Percaya saja bahwa setiap agama itu membawa kebaikannya masing-masing. Sejatinya perdebatan “agama pendatang” versus “agama lokal” sudah selesai, tidak perlu diperdebatkan, sebagaimana kita berbicara dalam konteks ideologi (Pancasila).
Dengan sedikit catatan, ideologi mungkin bisa dinarasikan kembali dan kehendak mengubahnya ada pada Majelis melalui Sidang Istimewa dengan syarat dan ketentuan yang tidak mudah.

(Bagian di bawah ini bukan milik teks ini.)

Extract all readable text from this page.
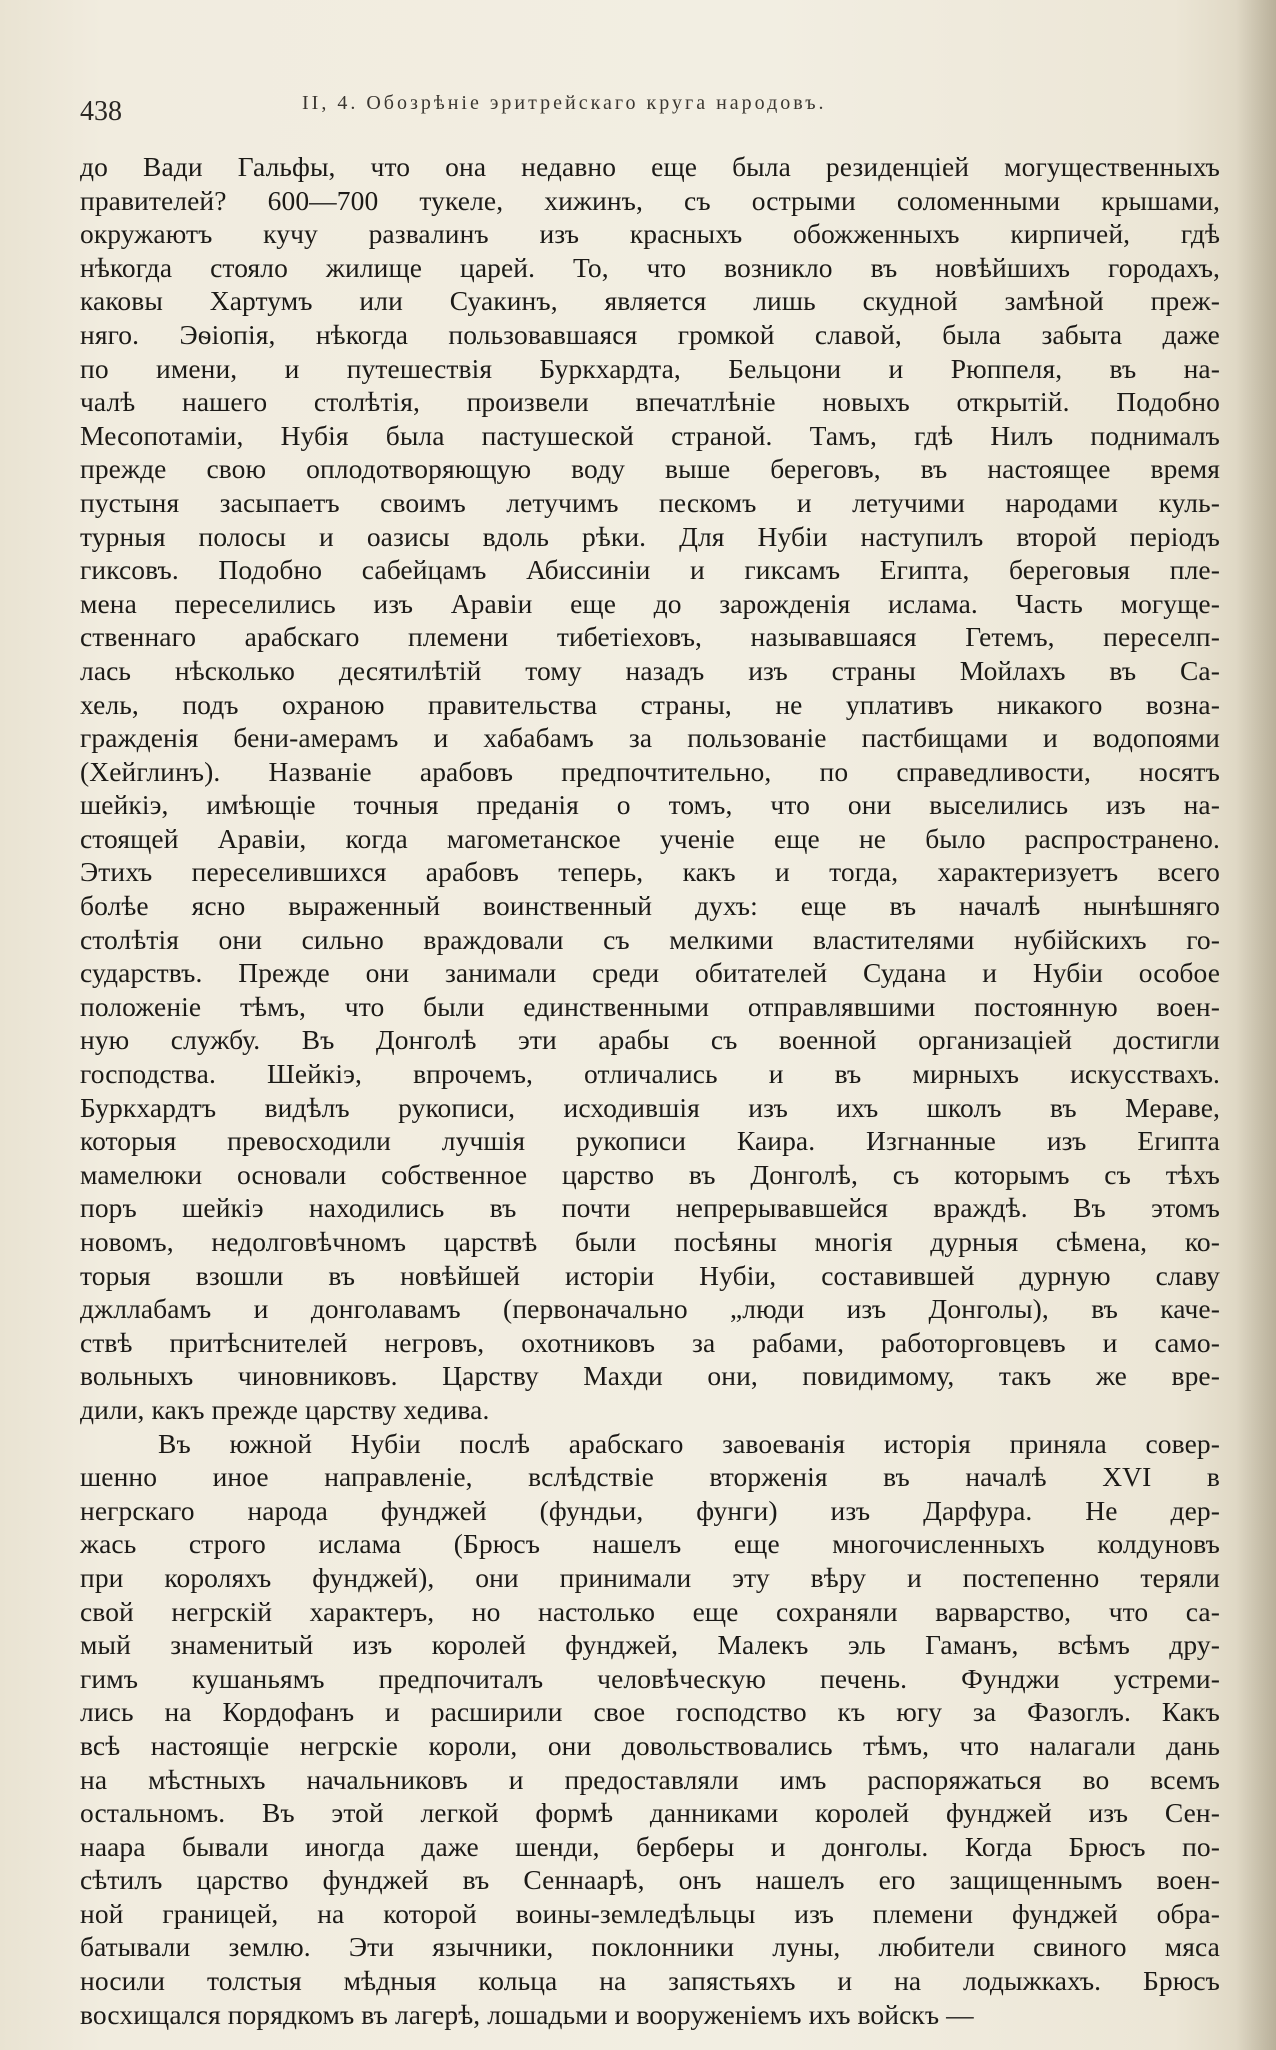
438	II, 4. Обозрѣніе эритрейскаго круга народовъ.
до Вади Гальфы, что она недавно еще была резиденціей могущественныхъ
правителей? 600—700 тукеле, хижинъ, съ острыми соломенными крышами,
окружаютъ кучу развалинъ изъ красныхъ обожженныхъ кирпичей, гдѣ
нѣкогда стояло жилище царей. То, что возникло въ новѣйшихъ городахъ,
каковы Хартумъ или Суакинъ, является лишь скудной замѣной преж-
няго. Эѳіопія, нѣкогда пользовавшаяся громкой славой, была забыта даже
по имени, и путешествія Буркхардта, Бельцони и Рюппеля, въ на-
чалѣ нашего столѣтія, произвели впечатлѣніе новыхъ открытій. Подобно
Месопотаміи, Нубія была пастушеской страной. Тамъ, гдѣ Нилъ поднималъ
прежде свою оплодотворяющую воду выше береговъ, въ настоящее время
пустыня засыпаетъ своимъ летучимъ пескомъ и летучими народами куль-
турныя полосы и оазисы вдоль рѣки. Для Нубіи наступилъ второй періодъ
гиксовъ. Подобно сабейцамъ Абиссиніи и гиксамъ Египта, береговыя пле-
мена переселились изъ Аравіи еще до зарожденія ислама. Часть могуще-
ственнаго арабскаго племени тибетіеховъ, называвшаяся Гетемъ, переселп-
лась нѣсколько десятилѣтій тому назадъ изъ страны Мойлахъ въ Са-
хель, подъ охраною правительства страны, не уплативъ никакого возна-
гражденія бени-амерамъ и хабабамъ за пользованіе пастбищами и водопоями
(Хейглинъ). Названіе арабовъ предпочтительно, по справедливости, носятъ
шейкіэ, имѣющіе точныя преданія о томъ, что они выселились изъ на-
стоящей Аравіи, когда магометанское ученіе еще не было распространено.
Этихъ переселившихся арабовъ теперь, какъ и тогда, характеризуетъ всего
болѣе ясно выраженный воинственный духъ: еще въ началѣ нынѣшняго
столѣтія они сильно враждовали съ мелкими властителями нубійскихъ го-
сударствъ. Прежде они занимали среди обитателей Судана и Нубіи особое
положеніе тѣмъ, что были единственными отправлявшими постоянную воен-
ную службу. Въ Донголѣ эти арабы съ военной организаціей достигли
господства. Шейкіэ, впрочемъ, отличались и въ мирныхъ искусствахъ.
Буркхардтъ видѣлъ рукописи, исходившія изъ ихъ школъ въ Мераве,
которыя превосходили лучшія рукописи Каира. Изгнанные изъ Египта
мамелюки основали собственное царство въ Донголѣ, съ которымъ съ тѣхъ
поръ шейкіэ находились въ почти непрерывавшейся враждѣ. Въ этомъ
новомъ, недолговѣчномъ царствѣ были посѣяны многія дурныя сѣмена, ко-
торыя взошли въ новѣйшей исторіи Нубіи, составившей дурную славу
джллабамъ и донголавамъ (первоначально „люди изъ Донголы), въ каче-
ствѣ притѣснителей негровъ, охотниковъ за рабами, работорговцевъ и само-
вольныхъ чиновниковъ. Царству Махди они, повидимому, такъ же вре-
дили, какъ прежде царству хедива.
Въ южной Нубіи послѣ арабскаго завоеванія исторія приняла совер-
шенно иное направленіе, вслѣдствіе вторженія въ началѣ XVI в
негрскаго народа фунджей (фундьи, фунги) изъ Дарфура. Не дер-
жась строго ислама (Брюсъ нашелъ еще многочисленныхъ колдуновъ
при короляхъ фунджей), они принимали эту вѣру и постепенно теряли
свой негрскій характеръ, но настолько еще сохраняли варварство, что са-
мый знаменитый изъ королей фунджей, Малекъ эль Гаманъ, всѣмъ дру-
гимъ кушаньямъ предпочиталъ человѣческую печень. Фунджи устреми-
лись на Кордофанъ и расширили свое господство къ югу за Фазоглъ. Какъ
всѣ настоящіе негрскіе короли, они довольствовались тѣмъ, что налагали дань
на мѣстныхъ начальниковъ и предоставляли имъ распоряжаться во всемъ
остальномъ. Въ этой легкой формѣ данниками королей фунджей изъ Сен-
наара бывали иногда даже шенди, берберы и донголы. Когда Брюсъ по-
сѣтилъ царство фунджей въ Сеннаарѣ, онъ нашелъ его защищеннымъ воен-
ной границей, на которой воины-земледѣльцы изъ племени фунджей обра-
батывали землю. Эти язычники, поклонники луны, любители свиного мяса
носили толстыя мѣдныя кольца на запястьяхъ и на лодыжкахъ. Брюсъ
восхищался порядкомъ въ лагерѣ, лошадьми и вооруженіемъ ихъ войскъ —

Tetapi kalau terkait agama, tidak ada seorang pun yang berhak menggugat keyakinan yang sudah “given” dari “sononya” dan diyakini sebagai kebenaran mutlak oleh para pemeluknya. Agama lebih dari sekadar “selera”, tetapi ia juga menyangkut keimanan seseorang.
Iman itu meyakini kebenaran sebenar-benarnya menurut agama yang dipeluknya. Kalau saja dalam “selera” ada pepatah mengakan De gustibum non est disputandum (selera tidak bisa diperdebatkan), apalagi agama yang menyangkut keimanan.
Baca Juga: Memisahkan Sains dan Agama pada Ruang Berbeda
Orang yang mengimani agama tertentu dan orang lain (liyan) menyebut agama yang dipeluknya itu sebagai “arogan”, tentu ia keberatan menerima pandangan itu, kendati orang itu memeluk keyakinan yang sama. Baginya, ia tetaplah “liyan” apapun dalih yang dikemukakannya, misalnya sekadar “otokritik”.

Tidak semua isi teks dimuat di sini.